The court found for the plaintiff in this case referencing an earlier U.S. Supreme Court ruling that stated “The laws of Nature, physical phenomena, and abstract ideas have not been held patentable” (Chakrabarty, 447 U.S. at 309 (1980)). The court also found that regardless of USPTO patent approvals, the courts have never in patent disputes affirmed that branch of the government as the sole arbiter of what is patentable and what is not. That distinctions falls on the courts to interpret the laws as they are written (The Association for Molecular Pathology, et al V. Myriad Genetics, Inc., 2010).
This ruling was then appealed by myriad to the United States Court of Appeals for the Federal Circuit. The appeals court overturned part of the previous decision based on the fact that the isolated DNA of BRCA1 was markedly different from the naturally occurring DNA sequences found in the human body. As such “isolated” DNA fragments broken from their nucleotide sequences are not naturally occurring in nature even though their original location was naturally occurring, i.e. the human genome.
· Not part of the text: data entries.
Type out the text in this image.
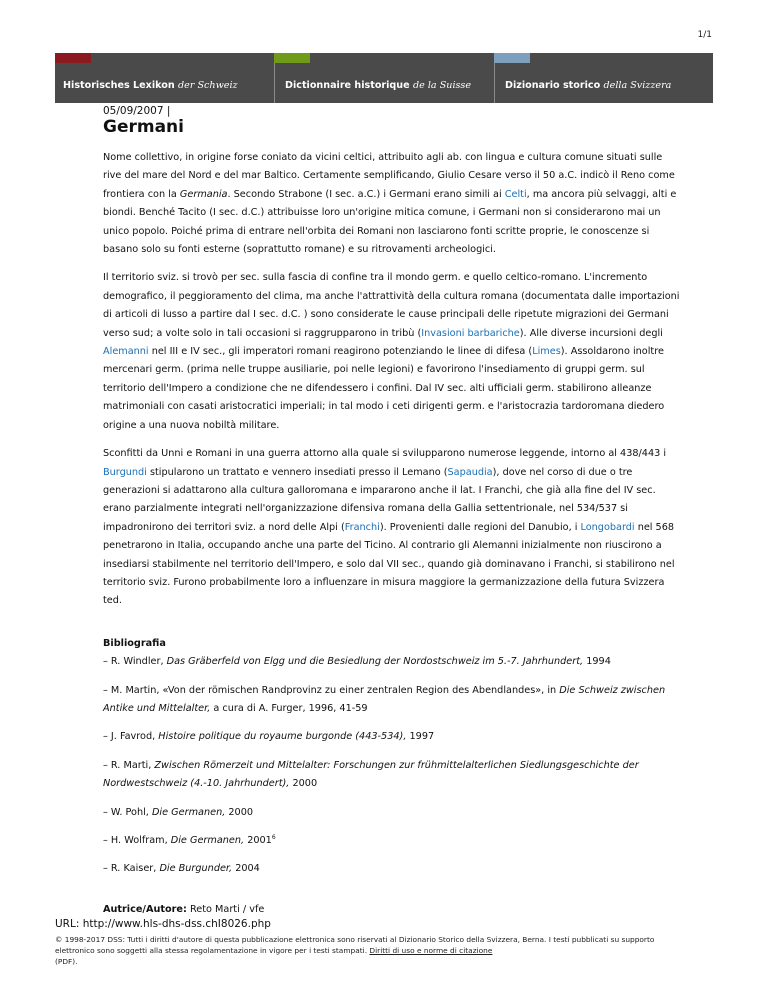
1/1
Historisches Lexikon der Schweiz	Dictionnaire historique de la Suisse	Dizionario storico della Svizzera
05/09/2007 |
Germani

Nome collettivo, in origine forse coniato da vicini celtici, attribuito agli ab. con lingua e cultura comune situati sulle rive del mare del Nord e del mar Baltico. Certamente semplificando, Giulio Cesare verso il 50 a.C. indicò il Reno come frontiera con la Germania. Secondo Strabone (I sec. a.C.) i Germani erano simili ai Celti, ma ancora più selvaggi, alti e biondi. Benché Tacito (I sec. d.C.) attribuisse loro un'origine mitica comune, i Germani non si considerarono mai un unico popolo. Poiché prima di entrare nell'orbita dei Romani non lasciarono fonti scritte proprie, le conoscenze si basano solo su fonti esterne (soprattutto romane) e su ritrovamenti archeologici.

Il territorio sviz. si trovò per sec. sulla fascia di confine tra il mondo germ. e quello celtico-romano. L'incremento demografico, il peggioramento del clima, ma anche l'attrattività della cultura romana (documentata dalle importazioni di articoli di lusso a partire dal I sec. d.C. ) sono considerate le cause principali delle ripetute migrazioni dei Germani verso sud; a volte solo in tali occasioni si raggrupparono in tribù (Invasioni barbariche). Alle diverse incursioni degli Alemanni nel III e IV sec., gli imperatori romani reagirono potenziando le linee di difesa (Limes). Assoldarono inoltre mercenari germ. (prima nelle truppe ausiliarie, poi nelle legioni) e favorirono l'insediamento di gruppi germ. sul territorio dell'Impero a condizione che ne difendessero i confini. Dal IV sec. alti ufficiali germ. stabilirono alleanze matrimoniali con casati aristocratici imperiali; in tal modo i ceti dirigenti germ. e l'aristocrazia tardoromana diedero origine a una nuova nobiltà militare.

Sconfitti da Unni e Romani in una guerra attorno alla quale si svilupparono numerose leggende, intorno al 438/443 i Burgundi stipularono un trattato e vennero insediati presso il Lemano (Sapaudia), dove nel corso di due o tre generazioni si adattarono alla cultura galloromana e impararono anche il lat. I Franchi, che già alla fine del IV sec. erano parzialmente integrati nell'organizzazione difensiva romana della Gallia settentrionale, nel 534/537 si impadronirono dei territori sviz. a nord delle Alpi (Franchi). Provenienti dalle regioni del Danubio, i Longobardi nel 568 penetrarono in Italia, occupando anche una parte del Ticino. Al contrario gli Alemanni inizialmente non riuscirono a insediarsi stabilmente nel territorio dell'Impero, e solo dal VII sec., quando già dominavano i Franchi, si stabilirono nel territorio sviz. Furono probabilmente loro a influenzare in misura maggiore la germanizzazione della futura Svizzera ted.

Bibliografia

– R. Windler, Das Gräberfeld von Elgg und die Besiedlung der Nordostschweiz im 5.-7. Jahrhundert, 1994

– M. Martin, «Von der römischen Randprovinz zu einer zentralen Region des Abendlandes», in Die Schweiz zwischen Antike und Mittelalter, a cura di A. Furger, 1996, 41-59

– J. Favrod, Histoire politique du royaume burgonde (443-534), 1997

– R. Marti, Zwischen Römerzeit und Mittelalter: Forschungen zur frühmittelalterlichen Siedlungsgeschichte der Nordwestschweiz (4.-10. Jahrhundert), 2000

– W. Pohl, Die Germanen, 2000

– H. Wolfram, Die Germanen, 2001$^6$

– R. Kaiser, Die Burgunder, 2004

Autrice/Autore: Reto Marti / vfe
URL: http://www.hls-dhs-dss.chI8026.php
© 1998-2017 DSS: Tutti i diritti d'autore di questa pubblicazione elettronica sono riservati al Dizionario Storico della Svizzera, Berna. I testi pubblicati su supporto elettronico sono soggetti alla stessa regolamentazione in vigore per i testi stampati. Diritti di uso e norme di citazione
(PDF).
The only part that was not upheld is Myriad’s claims on exclusivity as to the process of finding the BRCA1 gene. This would in effect leave it open for another lab to recreate their research and come to the same conclusion as to the link between BRCA1 and breast cancer. The plaintiff in this case then appealed to the Supreme Court which sent the case back to the Court of Appeals. The Court of Appeals then reviewed the case and came to the same conclusion. The case was then remanded to the Supreme Court which has agreed to hear arguments. As of this writing there is no set date as to when the court will hear this case.